Results: Median time to readmission was 123 days (interquartile range=65-238 days). Readmission was not associated with increased severity or length of hospital stay. In a Cox proportional hazards regression model, swallowing dysfunction (hazard ratio (HR)=2.15, 95% confidence interval (CI)=1.46-2.97), current smoking (HR=2.04, 95% CI= 1.48-2.82), use of tranquilizers (HR=1.5, 95% CI=1.02-2.22), and lower ADL scores (HR=1.06, 95% CI=1.02-1.10) were independently associated with readmission for pneumonia. The receipt of angiotensin-converting enzyme inhibitors (HR=0.46, 95% CI=0.27-0.78) and prior pneumococcal vaccination (HR=0.59, 95% CI=0.42-0.82) had a protective effect.

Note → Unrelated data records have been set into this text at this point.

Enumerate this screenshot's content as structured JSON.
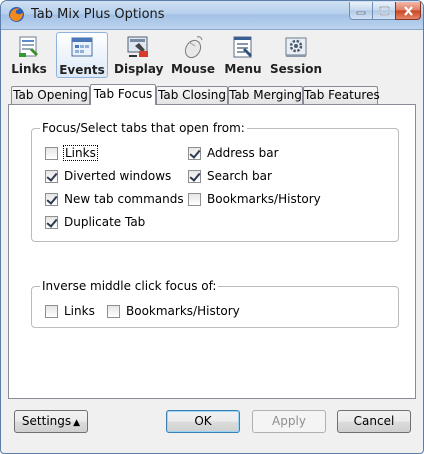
{
  "window": {
    "title": "Tab Mix Plus Options"
  },
  "toolbar": {
    "items": [
      {
        "label": "Links",
        "icon": "links-icon"
      },
      {
        "label": "Events",
        "icon": "events-icon",
        "active": true
      },
      {
        "label": "Display",
        "icon": "display-icon"
      },
      {
        "label": "Mouse",
        "icon": "mouse-icon"
      },
      {
        "label": "Menu",
        "icon": "menu-icon"
      },
      {
        "label": "Session",
        "icon": "session-icon"
      }
    ]
  },
  "tabs": [
    {
      "label": "Tab Opening"
    },
    {
      "label": "Tab Focus",
      "selected": true
    },
    {
      "label": "Tab Closing"
    },
    {
      "label": "Tab Merging"
    },
    {
      "label": "Tab Features"
    }
  ],
  "focus_group": {
    "legend": "Focus/Select tabs that open from:",
    "options": [
      {
        "label": "Links",
        "checked": false
      },
      {
        "label": "Diverted windows",
        "checked": true
      },
      {
        "label": "New tab commands",
        "checked": true
      },
      {
        "label": "Duplicate Tab",
        "checked": true
      },
      {
        "label": "Address bar",
        "checked": true
      },
      {
        "label": "Search bar",
        "checked": true
      },
      {
        "label": "Bookmarks/History",
        "checked": false
      }
    ]
  },
  "inverse_group": {
    "legend": "Inverse middle click focus of:",
    "options": [
      {
        "label": "Links",
        "checked": false
      },
      {
        "label": "Bookmarks/History",
        "checked": false
      }
    ]
  },
  "buttons": {
    "settings": "Settings",
    "ok": "OK",
    "apply": "Apply",
    "cancel": "Cancel"
  },
  "colors": {
    "titlebar": "#b6d0ec",
    "close": "#c9431f",
    "accent": "#3c7fb1"
  }
}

Conclusion: Although there are limited effective measures to improve functional status, preventive strategies that include smoking cessation and pneumococcal vaccination should be actively pursued. Routine evaluation of swallowing dysfunction and use of pharmacological agents to improve the cough reflex deserve further evaluation in multicenter controlled trials. J Am Geriatr Soc 2004;52(12): 2010-2015.